Personne ne peut rien à ce fait que, si la Russie existe, elle le doit à l’épieu de fer d’Ivan le Terrible, à la volonté des Pierre et des Catherine. Le seul État russe qu’on ait connu a été autocratique, bureaucratique et centralisé. Les Alliés recommandent aujourd’hui la formule d’une Russie non seulement démocratique et libérale mais encore fédérative. Deux expériences à la fois, c’est beaucoup.
Nous craignons, en outre, que ces expériences se fassent dans des conditions mauvaises pour nous. Connaît‑on l’état d’esprit des « patriotes russes » sur lesquels on croit pouvoir compter ici ? Sait-on assez combien ils sont aigris ? Ils trouvent à Paris des délégués ukrainiens, esthoniens, lettons, etc. Mettons‑nous à la place des « patriotes russes » à qui nous demandons d’abord, pour mériter ce titre, d’être anti-allemands. Ces patriotes voient leur patrie démembrée. L’idée fédérative, représentée par des séparatistes que nous accueillons officiellement, ne leur inspire que de la méfiance quand ce n’est pas du dégoût.
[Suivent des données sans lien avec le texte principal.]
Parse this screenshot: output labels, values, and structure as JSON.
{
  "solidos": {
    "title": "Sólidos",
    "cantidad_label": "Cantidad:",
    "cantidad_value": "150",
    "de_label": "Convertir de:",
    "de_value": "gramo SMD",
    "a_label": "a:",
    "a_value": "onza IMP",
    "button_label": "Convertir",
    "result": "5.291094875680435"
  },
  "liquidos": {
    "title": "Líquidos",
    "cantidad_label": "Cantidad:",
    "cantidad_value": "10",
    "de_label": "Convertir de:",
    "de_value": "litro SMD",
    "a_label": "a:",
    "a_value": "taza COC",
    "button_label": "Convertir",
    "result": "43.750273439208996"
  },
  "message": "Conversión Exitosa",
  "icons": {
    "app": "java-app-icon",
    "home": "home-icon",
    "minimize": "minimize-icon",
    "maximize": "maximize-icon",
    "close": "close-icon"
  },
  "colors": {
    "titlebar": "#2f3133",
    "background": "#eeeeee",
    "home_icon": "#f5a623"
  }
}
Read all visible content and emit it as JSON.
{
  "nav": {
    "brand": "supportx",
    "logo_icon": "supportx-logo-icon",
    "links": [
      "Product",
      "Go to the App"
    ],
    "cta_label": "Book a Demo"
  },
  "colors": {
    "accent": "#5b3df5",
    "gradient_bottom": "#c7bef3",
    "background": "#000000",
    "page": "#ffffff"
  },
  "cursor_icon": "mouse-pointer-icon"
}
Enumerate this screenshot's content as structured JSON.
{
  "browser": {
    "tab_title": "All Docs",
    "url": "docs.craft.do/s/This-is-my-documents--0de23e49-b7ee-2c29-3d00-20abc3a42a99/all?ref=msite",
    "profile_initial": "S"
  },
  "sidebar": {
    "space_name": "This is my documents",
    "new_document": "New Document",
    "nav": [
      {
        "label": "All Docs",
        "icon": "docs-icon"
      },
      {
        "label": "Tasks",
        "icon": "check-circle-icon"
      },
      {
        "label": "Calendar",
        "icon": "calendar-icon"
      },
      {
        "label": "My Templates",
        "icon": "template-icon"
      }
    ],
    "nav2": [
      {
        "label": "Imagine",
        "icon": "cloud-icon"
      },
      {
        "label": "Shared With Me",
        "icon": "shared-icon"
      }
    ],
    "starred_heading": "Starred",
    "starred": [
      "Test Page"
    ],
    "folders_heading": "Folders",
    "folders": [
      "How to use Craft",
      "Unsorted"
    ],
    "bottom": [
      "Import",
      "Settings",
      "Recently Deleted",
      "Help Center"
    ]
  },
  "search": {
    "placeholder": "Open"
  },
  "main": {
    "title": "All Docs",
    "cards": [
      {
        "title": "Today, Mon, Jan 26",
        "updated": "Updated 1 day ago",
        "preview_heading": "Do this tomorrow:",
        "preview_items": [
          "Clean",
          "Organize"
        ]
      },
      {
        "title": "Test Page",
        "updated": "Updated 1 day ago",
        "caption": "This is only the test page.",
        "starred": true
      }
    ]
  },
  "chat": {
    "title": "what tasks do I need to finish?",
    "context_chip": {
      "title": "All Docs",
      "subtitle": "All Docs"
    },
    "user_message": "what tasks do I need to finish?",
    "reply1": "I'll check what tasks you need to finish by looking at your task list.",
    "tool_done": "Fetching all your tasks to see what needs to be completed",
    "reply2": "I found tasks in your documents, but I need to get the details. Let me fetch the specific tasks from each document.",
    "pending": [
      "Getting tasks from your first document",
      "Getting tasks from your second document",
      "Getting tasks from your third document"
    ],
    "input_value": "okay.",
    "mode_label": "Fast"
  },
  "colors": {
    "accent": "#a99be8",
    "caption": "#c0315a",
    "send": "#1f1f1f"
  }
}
Lorsqu’ils découvrent jusqu’où vont s’étendre à l’Est les frontières de la nouvelle Pologne, leurs alarmes « patriotiques » s’expliquent sans peine.
Qu’on ne croie donc pas que tout sera facile quand Lénine et Trotsky seront tombés. En premier lieu, il faudra qu’ils aient été rendus incapables de nuire et remplacés par d’autres gaillards que les Lvof, les Milioukof et les Kerensky. Il en est des bolcheviks comme des Jeunes‑Turcs : c’est de la mauvaise herbe qui repoussera si on ne l’arrache pas à fond.
Ensuite, on s’imagine peut‑être un peu naïvement que la Russie débolchevisée suivra en politique extérieure la ligne la plus conforme à nos désirs. Souvenons‑nous qu’il y a maintenant, entre l’Allemagne et la Russie, une Pologne qui peut devenir un fameux trait d’union. Notre politique, à l’Est, ne sera pas simplifiée par la résurrection de la Russie. Il faudrait y penser avant de rêver un retour aux douceurs de l’alliance franco-russe.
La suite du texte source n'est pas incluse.